What are options that can be done to prevent an authorized user on the network from using Internet Sharing on their laptop to wireless share our network to unauthorized people or devices?

We have a guest wireless network that gives Internet access via a preshared key and an "internal" wireless network where that uses domain credentials to connect.

We could enable a group policy to prevent our domain users from enabling Internet Connection Sharing, but that would do nothing to prevent non-domain computers of authorized business partners and contractors that are permitted to use the internal network as well as any rogue personal devices people may connect.

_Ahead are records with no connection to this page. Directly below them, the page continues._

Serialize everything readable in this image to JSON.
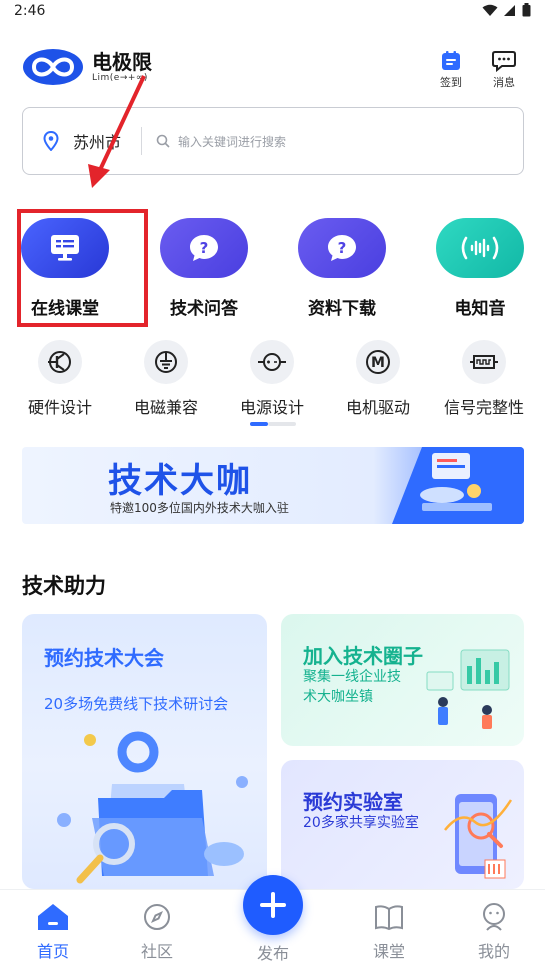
{
  "status": {
    "time": "2:46"
  },
  "header": {
    "logo_name": "电极限",
    "logo_sub": "Lim(e→+∞)",
    "checkin_label": "签到",
    "messages_label": "消息"
  },
  "search": {
    "city": "苏州市",
    "placeholder": "输入关键词进行搜索"
  },
  "features": [
    {
      "label": "在线课堂",
      "icon": "monitor-icon",
      "color": "#3c4fe8"
    },
    {
      "label": "技术问答",
      "icon": "question-chat-icon",
      "color": "#5a4ee6"
    },
    {
      "label": "资料下载",
      "icon": "question-chat-icon",
      "color": "#5a4ee6"
    },
    {
      "label": "电知音",
      "icon": "sound-wave-icon",
      "color": "#22c9b4"
    }
  ],
  "categories": [
    {
      "label": "硬件设计",
      "icon": "transistor-icon"
    },
    {
      "label": "电磁兼容",
      "icon": "ground-icon"
    },
    {
      "label": "电源设计",
      "icon": "power-source-icon"
    },
    {
      "label": "电机驱动",
      "icon": "motor-icon"
    },
    {
      "label": "信号完整性",
      "icon": "signal-icon"
    }
  ],
  "banner": {
    "title": "技术大咖",
    "subtitle": "特邀100多位国内外技术大咖入驻"
  },
  "section": {
    "title": "技术助力"
  },
  "cards": {
    "conference": {
      "title": "预约技术大会",
      "subtitle": "20多场免费线下技术研讨会"
    },
    "circle": {
      "title": "加入技术圈子",
      "subtitle": "聚集一线企业技术大咖坐镇"
    },
    "lab": {
      "title": "预约实验室",
      "subtitle": "20多家共享实验室"
    }
  },
  "nav": {
    "home": "首页",
    "community": "社区",
    "publish": "发布",
    "classroom": "课堂",
    "mine": "我的"
  },
  "colors": {
    "accent": "#2f6bff",
    "annotation": "#e3242b"
  }
}
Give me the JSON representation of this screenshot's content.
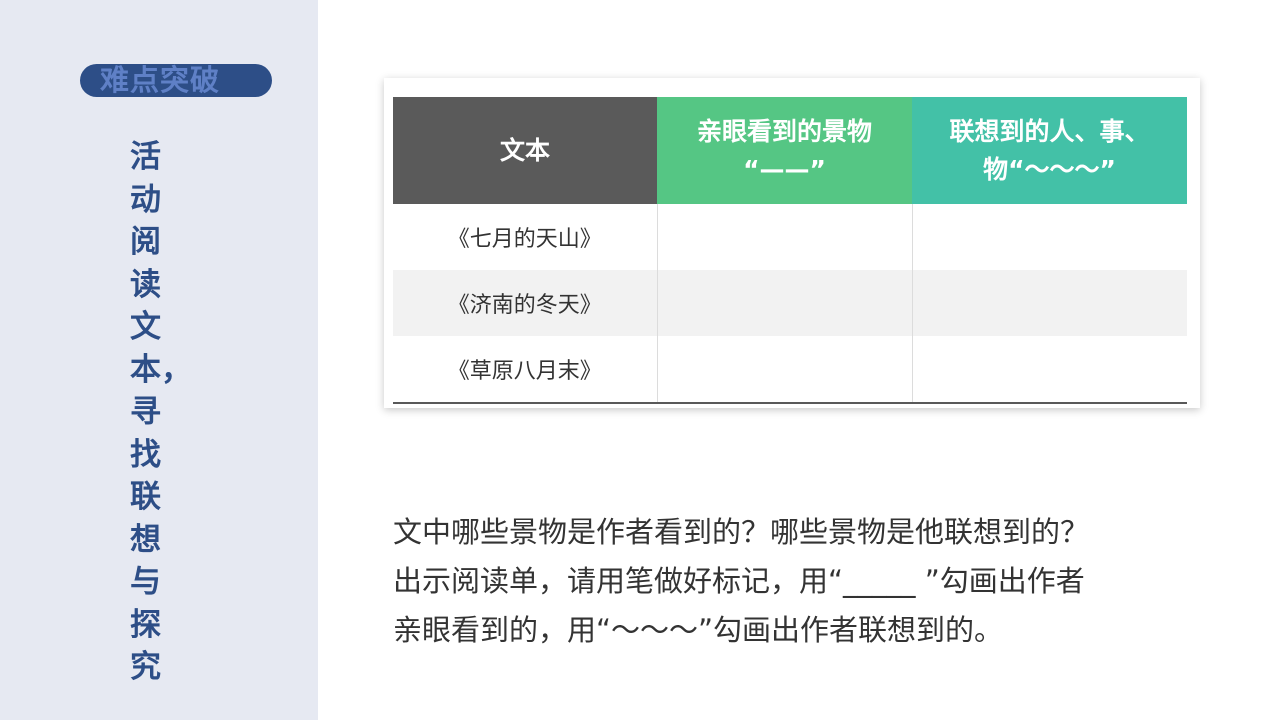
{
  "sidebar": {
    "badge_label": "难点突破",
    "vertical_title_chars": [
      "活",
      "动",
      "阅",
      "读",
      "文",
      "本，",
      "寻",
      "找",
      "联",
      "想",
      "与",
      "探",
      "究"
    ]
  },
  "table": {
    "headers": {
      "text": "文本",
      "seen_line1": "亲眼看到的景物",
      "seen_line2": "“——”",
      "imagined_line1": "联想到的人、事、",
      "imagined_line2": "物“～～～”"
    },
    "rows": [
      {
        "title": "《七月的天山》",
        "seen": "",
        "imagined": ""
      },
      {
        "title": "《济南的冬天》",
        "seen": "",
        "imagined": ""
      },
      {
        "title": "《草原八月末》",
        "seen": "",
        "imagined": ""
      }
    ]
  },
  "paragraph": {
    "line1": "文中哪些景物是作者看到的？哪些景物是他联想到的？",
    "line2": "出示阅读单，请用笔做好标记，用“_____ ”勾画出作者",
    "line3": "亲眼看到的，用“～～～”勾画出作者联想到的。"
  },
  "colors": {
    "sidebar_bg": "#e6e9f2",
    "brand_blue": "#2d4e87",
    "header_gray": "#5a5a5a",
    "header_green": "#55c684",
    "header_teal": "#43c1a7"
  }
}
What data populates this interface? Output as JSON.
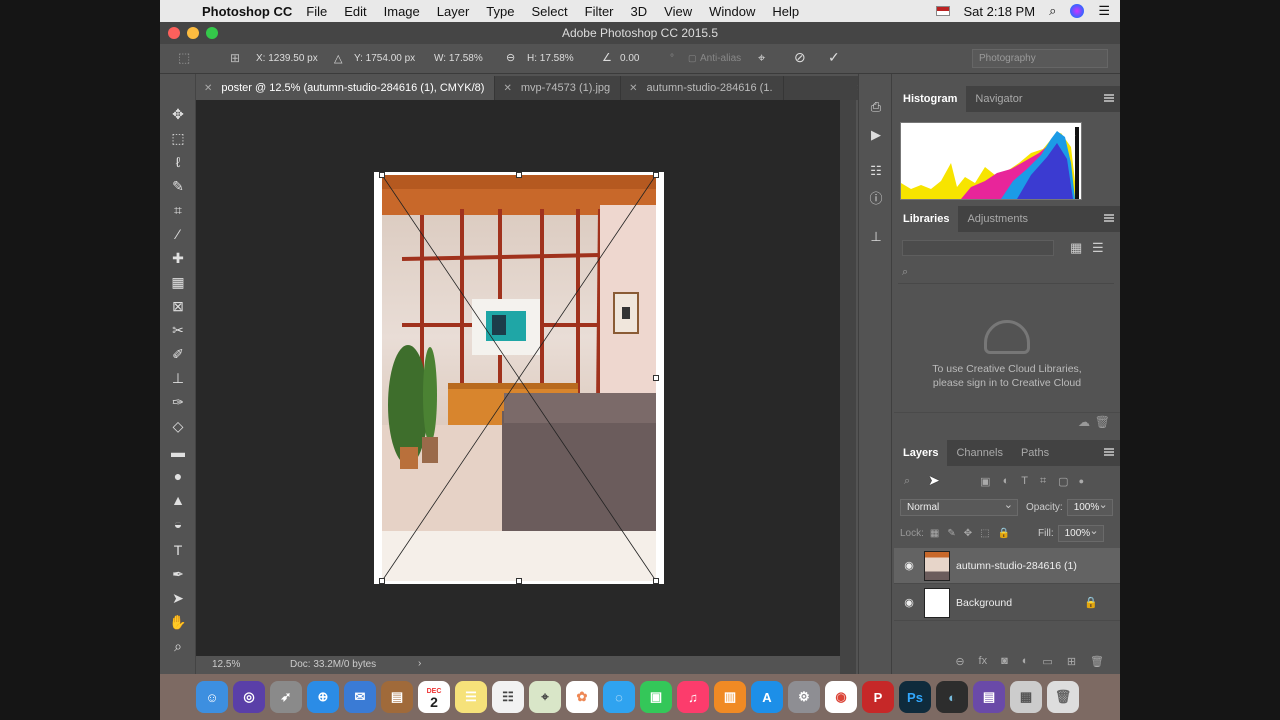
{
  "menubar": {
    "app": "Photoshop CC",
    "items": [
      "File",
      "Edit",
      "Image",
      "Layer",
      "Type",
      "Select",
      "Filter",
      "3D",
      "View",
      "Window",
      "Help"
    ],
    "clock": "Sat 2:18 PM"
  },
  "window": {
    "title": "Adobe Photoshop CC 2015.5"
  },
  "options": {
    "x": "X: 1239.50 px",
    "y": "Y: 1754.00 px",
    "w": "W: 17.58%",
    "h": "H: 17.58%",
    "angle": "0.00",
    "antialias": "Anti-alias",
    "workspace": "Photography"
  },
  "tabs": [
    {
      "label": "poster @ 12.5% (autumn-studio-284616 (1), CMYK/8)",
      "active": true
    },
    {
      "label": "mvp-74573 (1).jpg",
      "active": false
    },
    {
      "label": "autumn-studio-284616 (1.",
      "active": false
    }
  ],
  "status": {
    "zoom": "12.5%",
    "doc": "Doc: 33.2M/0 bytes"
  },
  "panels": {
    "histogram_tabs": [
      "Histogram",
      "Navigator"
    ],
    "library_tabs": [
      "Libraries",
      "Adjustments"
    ],
    "library_message_1": "To use Creative Cloud Libraries,",
    "library_message_2": "please sign in to Creative Cloud",
    "layers_tabs": [
      "Layers",
      "Channels",
      "Paths"
    ],
    "blend_mode": "Normal",
    "opacity_label": "Opacity:",
    "opacity": "100%",
    "lock_label": "Lock:",
    "fill_label": "Fill:",
    "fill": "100%",
    "layers": [
      {
        "name": "autumn-studio-284616 (1)",
        "selected": true
      },
      {
        "name": "Background",
        "selected": false,
        "locked": true
      }
    ]
  },
  "dock": {
    "photoshop_label": "Ps",
    "calendar_month": "DEC",
    "calendar_day": "2"
  }
}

What about getting the internal wireless and having everyone use the external Internet wireless and require VPN to access the internal network? (One concern with this is that sometimes people need to access both our internal network and another remote site at the same time and if they are connected to our VPN, a other VPN connection would not work at the same time. )

Also, can a VPN connection to the internal network be shared via ICS?

Other solutions?

Hi,

It's hard to restrict a person who has the permission to connect the internal network to share his/her connection.

From my point of view, we can create a VLAN for the guests. Anyone in this VLAN can only access the internet.

>>Also, can a VPN connection to the internal network be shared via ICS?

Yes. Here is the screenshot of my lab:

Best Regards.

It doesn't seem like a VLAN on guest network accomplishes anything regarding blocking sharing of internal network.

The authorized internal wireless users have to access the Internal network one way or another.  2. options.

1.  Separate guest and internal network on separate VLANs.  The user connects to internal network and shares that connection.

2.  Guest-only network, plus VPN to connect to internal network.  User connects to guest network, them VPNs to internal network, then shares their connection to the internal network.

Are there solutions to prevent this?